Justin loves pomegranate juice, but he’s not big on the arils. I chew them up like an animal and swallow the seeds and everything. I simply do not care. So all pomegranate arils in the house are for me and me alone. I go through about 2 pomegranates (a bit more than a quart of arils) per week. Honestly, I think it really takes me only a couple days to eat a quart of chilled arils, but I only let myself buy them once a week because they are kind of expensive. Not nearly as expensive as the prepackaged 1/2 cup of (aged!) arils for the same price, mind you, but still: pomegranates aren’t cheap. So my limit is 2 per week.
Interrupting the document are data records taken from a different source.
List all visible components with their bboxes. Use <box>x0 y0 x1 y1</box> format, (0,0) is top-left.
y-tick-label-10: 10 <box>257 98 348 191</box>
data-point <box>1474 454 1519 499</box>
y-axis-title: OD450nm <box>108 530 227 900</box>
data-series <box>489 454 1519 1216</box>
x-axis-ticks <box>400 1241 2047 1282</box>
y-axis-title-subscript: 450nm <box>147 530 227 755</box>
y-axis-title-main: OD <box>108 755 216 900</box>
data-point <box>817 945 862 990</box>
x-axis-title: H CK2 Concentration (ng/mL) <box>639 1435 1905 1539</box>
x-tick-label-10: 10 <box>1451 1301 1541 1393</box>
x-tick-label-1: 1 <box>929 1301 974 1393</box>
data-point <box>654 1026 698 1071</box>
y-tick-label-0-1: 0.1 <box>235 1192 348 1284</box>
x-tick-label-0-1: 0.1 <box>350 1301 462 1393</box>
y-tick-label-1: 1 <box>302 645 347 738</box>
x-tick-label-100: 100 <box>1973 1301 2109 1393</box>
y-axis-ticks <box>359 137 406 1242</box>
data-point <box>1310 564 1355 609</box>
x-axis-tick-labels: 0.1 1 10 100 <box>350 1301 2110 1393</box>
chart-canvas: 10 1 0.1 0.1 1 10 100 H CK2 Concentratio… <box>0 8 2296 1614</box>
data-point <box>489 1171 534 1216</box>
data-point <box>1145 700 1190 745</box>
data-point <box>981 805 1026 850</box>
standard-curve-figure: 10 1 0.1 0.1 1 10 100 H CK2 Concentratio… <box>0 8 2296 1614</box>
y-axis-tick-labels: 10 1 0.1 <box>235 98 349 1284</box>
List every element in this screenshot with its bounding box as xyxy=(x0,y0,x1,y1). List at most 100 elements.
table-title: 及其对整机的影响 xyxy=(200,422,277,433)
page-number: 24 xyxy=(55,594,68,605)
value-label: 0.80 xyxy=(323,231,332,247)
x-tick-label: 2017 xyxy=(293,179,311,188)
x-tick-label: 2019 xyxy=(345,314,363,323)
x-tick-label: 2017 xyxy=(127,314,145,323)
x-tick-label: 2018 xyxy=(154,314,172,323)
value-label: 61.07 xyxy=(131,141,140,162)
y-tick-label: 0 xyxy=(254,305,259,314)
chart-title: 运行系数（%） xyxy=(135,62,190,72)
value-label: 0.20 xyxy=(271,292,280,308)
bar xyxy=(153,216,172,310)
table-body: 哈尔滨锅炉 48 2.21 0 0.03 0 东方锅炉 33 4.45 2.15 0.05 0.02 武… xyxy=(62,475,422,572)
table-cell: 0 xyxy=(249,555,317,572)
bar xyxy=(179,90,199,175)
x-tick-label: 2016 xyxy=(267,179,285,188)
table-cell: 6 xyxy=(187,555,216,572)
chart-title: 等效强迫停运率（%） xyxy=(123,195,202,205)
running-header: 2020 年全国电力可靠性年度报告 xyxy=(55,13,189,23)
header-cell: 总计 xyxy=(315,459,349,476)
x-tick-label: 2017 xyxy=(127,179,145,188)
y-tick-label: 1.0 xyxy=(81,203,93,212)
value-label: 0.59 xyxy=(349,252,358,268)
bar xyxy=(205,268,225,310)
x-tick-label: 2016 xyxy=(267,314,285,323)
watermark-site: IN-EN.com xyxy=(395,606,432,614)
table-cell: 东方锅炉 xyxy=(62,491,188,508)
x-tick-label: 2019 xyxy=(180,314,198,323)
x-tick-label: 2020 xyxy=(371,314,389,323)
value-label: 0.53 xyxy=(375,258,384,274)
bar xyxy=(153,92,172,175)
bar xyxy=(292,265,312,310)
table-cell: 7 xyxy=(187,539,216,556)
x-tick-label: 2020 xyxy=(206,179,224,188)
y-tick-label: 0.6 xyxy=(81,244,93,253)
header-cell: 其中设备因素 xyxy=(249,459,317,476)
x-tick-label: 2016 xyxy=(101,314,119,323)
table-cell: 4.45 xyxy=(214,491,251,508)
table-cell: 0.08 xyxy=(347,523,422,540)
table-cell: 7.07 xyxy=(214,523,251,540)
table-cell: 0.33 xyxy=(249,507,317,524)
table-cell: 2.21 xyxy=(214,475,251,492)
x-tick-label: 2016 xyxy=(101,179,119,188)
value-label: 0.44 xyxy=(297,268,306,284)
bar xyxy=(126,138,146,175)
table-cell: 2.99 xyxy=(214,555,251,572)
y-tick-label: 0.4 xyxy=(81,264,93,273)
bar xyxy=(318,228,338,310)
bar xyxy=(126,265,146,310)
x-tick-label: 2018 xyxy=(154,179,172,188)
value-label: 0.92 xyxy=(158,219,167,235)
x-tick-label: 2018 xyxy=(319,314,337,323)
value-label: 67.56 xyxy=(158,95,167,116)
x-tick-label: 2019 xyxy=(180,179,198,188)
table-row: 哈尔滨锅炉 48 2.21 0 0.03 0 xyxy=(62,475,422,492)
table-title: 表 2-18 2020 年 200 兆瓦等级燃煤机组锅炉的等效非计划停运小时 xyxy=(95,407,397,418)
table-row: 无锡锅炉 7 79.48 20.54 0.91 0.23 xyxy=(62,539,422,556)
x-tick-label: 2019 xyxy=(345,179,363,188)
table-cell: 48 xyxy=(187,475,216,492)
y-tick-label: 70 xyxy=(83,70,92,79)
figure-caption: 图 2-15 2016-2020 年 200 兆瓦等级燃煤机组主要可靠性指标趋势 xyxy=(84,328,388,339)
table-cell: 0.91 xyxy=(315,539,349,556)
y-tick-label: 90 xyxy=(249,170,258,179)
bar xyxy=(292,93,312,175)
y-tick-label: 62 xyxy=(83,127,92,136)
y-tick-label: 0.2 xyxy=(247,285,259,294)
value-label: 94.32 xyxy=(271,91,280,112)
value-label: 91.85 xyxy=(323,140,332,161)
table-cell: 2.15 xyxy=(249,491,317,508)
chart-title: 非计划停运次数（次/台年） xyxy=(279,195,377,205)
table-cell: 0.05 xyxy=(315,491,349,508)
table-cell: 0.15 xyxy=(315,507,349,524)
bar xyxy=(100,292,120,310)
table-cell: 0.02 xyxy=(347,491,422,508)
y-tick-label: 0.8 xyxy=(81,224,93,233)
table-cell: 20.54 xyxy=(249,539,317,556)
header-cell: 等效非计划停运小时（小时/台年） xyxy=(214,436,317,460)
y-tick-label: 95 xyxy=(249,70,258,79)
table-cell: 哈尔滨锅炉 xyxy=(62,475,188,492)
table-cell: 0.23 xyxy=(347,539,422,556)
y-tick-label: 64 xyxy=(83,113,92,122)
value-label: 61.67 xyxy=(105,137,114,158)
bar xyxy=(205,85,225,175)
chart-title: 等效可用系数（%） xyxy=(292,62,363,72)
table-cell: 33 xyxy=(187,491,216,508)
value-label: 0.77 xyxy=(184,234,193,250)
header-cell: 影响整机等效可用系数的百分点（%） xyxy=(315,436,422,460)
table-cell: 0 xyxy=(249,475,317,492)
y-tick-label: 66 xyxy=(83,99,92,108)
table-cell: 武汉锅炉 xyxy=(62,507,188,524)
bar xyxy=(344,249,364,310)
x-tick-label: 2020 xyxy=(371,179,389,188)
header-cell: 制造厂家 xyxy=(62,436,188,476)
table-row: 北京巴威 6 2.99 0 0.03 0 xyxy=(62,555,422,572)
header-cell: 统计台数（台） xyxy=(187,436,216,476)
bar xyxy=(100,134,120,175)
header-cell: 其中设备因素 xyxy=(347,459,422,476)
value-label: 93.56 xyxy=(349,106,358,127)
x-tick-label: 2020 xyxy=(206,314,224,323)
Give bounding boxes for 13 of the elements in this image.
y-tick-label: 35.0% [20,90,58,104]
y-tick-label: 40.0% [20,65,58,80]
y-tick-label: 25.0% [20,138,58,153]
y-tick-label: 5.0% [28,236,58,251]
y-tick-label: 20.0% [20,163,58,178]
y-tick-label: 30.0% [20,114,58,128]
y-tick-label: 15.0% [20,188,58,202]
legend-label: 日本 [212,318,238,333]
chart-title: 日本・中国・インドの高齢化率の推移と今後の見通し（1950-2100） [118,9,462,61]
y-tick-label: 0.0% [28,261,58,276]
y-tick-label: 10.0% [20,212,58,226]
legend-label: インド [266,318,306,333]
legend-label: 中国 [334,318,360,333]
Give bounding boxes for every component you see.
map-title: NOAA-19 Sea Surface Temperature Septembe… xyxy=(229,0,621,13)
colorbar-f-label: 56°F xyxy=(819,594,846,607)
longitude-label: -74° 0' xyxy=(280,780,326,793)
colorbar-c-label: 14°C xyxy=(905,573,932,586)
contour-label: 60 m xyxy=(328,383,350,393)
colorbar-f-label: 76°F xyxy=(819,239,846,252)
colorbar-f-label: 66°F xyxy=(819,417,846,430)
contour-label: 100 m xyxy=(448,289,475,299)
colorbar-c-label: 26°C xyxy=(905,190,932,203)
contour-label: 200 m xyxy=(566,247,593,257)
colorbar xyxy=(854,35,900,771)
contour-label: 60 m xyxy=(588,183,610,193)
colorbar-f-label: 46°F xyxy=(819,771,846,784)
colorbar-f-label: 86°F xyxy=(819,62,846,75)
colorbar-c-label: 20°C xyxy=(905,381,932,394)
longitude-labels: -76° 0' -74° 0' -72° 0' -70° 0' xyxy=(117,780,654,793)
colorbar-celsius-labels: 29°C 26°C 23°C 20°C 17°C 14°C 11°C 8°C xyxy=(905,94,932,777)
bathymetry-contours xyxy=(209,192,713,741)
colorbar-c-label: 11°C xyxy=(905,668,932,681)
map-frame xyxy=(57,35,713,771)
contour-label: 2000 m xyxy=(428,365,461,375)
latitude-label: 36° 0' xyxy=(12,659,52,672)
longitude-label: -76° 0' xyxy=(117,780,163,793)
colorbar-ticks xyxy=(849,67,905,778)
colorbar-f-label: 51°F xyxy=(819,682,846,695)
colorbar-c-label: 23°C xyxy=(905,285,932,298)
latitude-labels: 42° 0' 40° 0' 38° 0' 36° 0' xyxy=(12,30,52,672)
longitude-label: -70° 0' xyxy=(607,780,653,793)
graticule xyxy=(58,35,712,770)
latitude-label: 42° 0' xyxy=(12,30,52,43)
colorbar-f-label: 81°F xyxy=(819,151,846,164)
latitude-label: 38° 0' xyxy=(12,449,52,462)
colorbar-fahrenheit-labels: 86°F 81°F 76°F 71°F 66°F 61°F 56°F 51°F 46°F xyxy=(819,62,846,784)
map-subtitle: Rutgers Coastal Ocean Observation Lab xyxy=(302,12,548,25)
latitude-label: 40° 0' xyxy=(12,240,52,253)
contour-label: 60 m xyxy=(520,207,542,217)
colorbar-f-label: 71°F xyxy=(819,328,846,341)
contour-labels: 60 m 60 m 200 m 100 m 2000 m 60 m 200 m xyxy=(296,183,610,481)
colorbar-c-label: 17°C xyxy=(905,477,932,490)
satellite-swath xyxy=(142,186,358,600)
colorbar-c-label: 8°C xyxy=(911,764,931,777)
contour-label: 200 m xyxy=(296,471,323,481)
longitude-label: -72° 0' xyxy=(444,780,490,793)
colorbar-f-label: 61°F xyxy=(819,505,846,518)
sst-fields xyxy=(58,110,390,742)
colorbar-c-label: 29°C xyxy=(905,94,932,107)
Picking a good pomegranate at the store (or if you’re lucky enough, the Farmer’s Market) is a craft as well. Choose a heavy one that does not have any soft spots. Even old pomegranates are good; don’t be too “American” about it, just feel it. It should weigh more than a pound, usually about one and a quarter. It should feel good in your hands.

So I’ve been crackin’ pomegranates for years, but recently I found a video that talked about slicing off the top and scoring the fruit down the sides. I really had been doing it all wrong all time, and not just because some Crazy Russian Hacker  told me I was. In fact, he’s doing it a little wrong, too.

I do not like the “smack the fruit with a spoon” method. I find it makes an enormous mess and has stained my clothes and I find no joy in either of these things.  Instead, I use a modified version of the “bowl of water” method.

I use a bowl of tepid (read: comfortable for my hands) water, a paring knife and about 8-10 minutes to drain the fruit of all its arils. To open the fruit, I do use the scalping/scoring, but mostly I only have to score once.  I crack open the fruit over the bowl of water (to catch any stray arils) and then gently massage the arils out of their pockets. I have a near zero rate of aril loss, and almost no mess at all. Any of that white inside membrane (pith?) will float to the top unless an aril is holding it down. Allow me to illustrate:

The process is pretty quick, usually between 3 and 4 minutes per fruit, which yields more than a pint of arils.  MORE THAN A PINT! When you can find the fruit on sale for less than $2.50, you are SCORING IN THE ARIL DEPARTMENT, my friends.  Just do a cost comparison to those nasty, half-rotted readymades in the petrochemical cups next time you’re at the store.

When you’re all done just pour off the pith / membrane and scoop the arils into a jar, place in the fridge, and eat by the fistful.